Functional disease-associated variant is prone to under the evolutionary constraint. GERP [46, 47] can produce position-specific estimates of evolutionary constraint. Negative GERP scores indicate that a site is most likely evolutionary neutral. Positive scores suggest that a site may be under evolutionary constraint. Positive scores scale with the level of constraint, such that the greater the score, the greater the level of evolutionary constraint on that site. We found that 82.41% of cancer predisposing germline variants, 86.06% of Mendelian disease variants, 70.22% of recurrent cancer somatic mutations have a positive GERP score, while ~60% of complex disease variants have a negative GERP score (Figure 2F), indicating that variants in the former group are under evolutionary constraint, while the majority of complex disease variants are evolutionary neutrally. Moreover, GWAVA, Mutation Assessor and CADD annotations of the four types of disease variants all suggest that the functionality of cancer predisposing germline variants, Mendelian disease variants, and recurrent cancer somatic mutations is greater than that of complex disease variants. By and large, the GERP score of the disease variants gradually decrease in the order of Mendelian disease variants, cancer predisposing germline variants, recurrent cancer somatic mutations, and complex disease variants. Thus, the aforementioned observations rationally lead to the conclusion that the greater the functionality of the disease variant, the greater the level of evolutionary constraint.
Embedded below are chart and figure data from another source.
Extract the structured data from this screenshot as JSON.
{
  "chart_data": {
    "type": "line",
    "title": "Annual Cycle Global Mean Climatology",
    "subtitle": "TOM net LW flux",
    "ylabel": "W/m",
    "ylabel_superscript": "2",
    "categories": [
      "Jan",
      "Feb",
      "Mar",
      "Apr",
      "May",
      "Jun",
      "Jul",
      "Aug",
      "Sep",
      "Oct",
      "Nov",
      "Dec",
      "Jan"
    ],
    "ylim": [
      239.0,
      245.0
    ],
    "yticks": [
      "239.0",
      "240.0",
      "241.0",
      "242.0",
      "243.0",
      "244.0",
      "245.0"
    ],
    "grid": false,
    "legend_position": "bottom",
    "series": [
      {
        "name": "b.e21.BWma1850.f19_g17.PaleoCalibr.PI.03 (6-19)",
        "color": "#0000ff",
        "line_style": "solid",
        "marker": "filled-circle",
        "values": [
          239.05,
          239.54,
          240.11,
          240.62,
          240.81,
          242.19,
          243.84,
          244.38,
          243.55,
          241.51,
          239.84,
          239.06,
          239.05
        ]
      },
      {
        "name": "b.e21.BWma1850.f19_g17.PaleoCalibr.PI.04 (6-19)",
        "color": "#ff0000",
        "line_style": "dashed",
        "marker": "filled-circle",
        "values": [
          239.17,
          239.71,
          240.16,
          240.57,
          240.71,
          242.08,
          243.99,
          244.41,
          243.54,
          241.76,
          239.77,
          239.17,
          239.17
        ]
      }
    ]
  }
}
Disease-associated variants in different disease categories are located within particular regulatory regions
Overall, the enrichments of different types of disease variants within various regulatory regions are different from each other. Enrichment of Mendelian disease variants, recurrent cancer somatic mutations, and cancer predisposing germline variants within transcription promoter regions are 21 times (log value 3.04), 10.57 times (log value 2.36) and 6.1 times (log value 1.8) higher than that of the genome variant background respectively, in contrast to only 1.9 times (log value 0.64) for complex disease variants. This implies that transcription promoters might be an efficient mechanism for Mendelian disease and cancer (germline or somatic), but not for complex disease pathogenesis. Additionally, the enrichment profile of the four types of disease variants within methylation regions just like that within transcription promoters. Mendelian disease variants, recurrent cancer somatic mutations, and complex disease variants show higher enrichment within transcription insulator regions than cancer predisposing germline variants. Most disease variants are enriched within methylation and histone modification regions, suggesting a strong correlation between epigenetic marks and diseases, a pattern that some recent studies support [48–50]. In fact, cancer predisposing germline variants are over ten times more enriched within histone modification regions and chromatin physical interaction regions. There are no prominently enriched regulatory regions for complex disease variants, which present quite even enrichment distribution throughout all types of regulatory regions. Interestingly, complex disease variants show a positive enrichment within transcription enhancer, while other types of diseases variants have low negative enrichment, suggesting transcription enhancers might play an important role during complex disease development compared to other types of diseases. All four types of disease variants are enriched within DNA binding sites of protein by ChIP-seq, DNase I hypersensitive sites by DNase-seq, and open chromatin regions by FAIRE-seq. Disease-associated variants in different disease categories show dissimilar enrichment patterns within diverse regulatory elements, implying distinct priority of regulatory pathogenic mechanisms for different type of disease variants.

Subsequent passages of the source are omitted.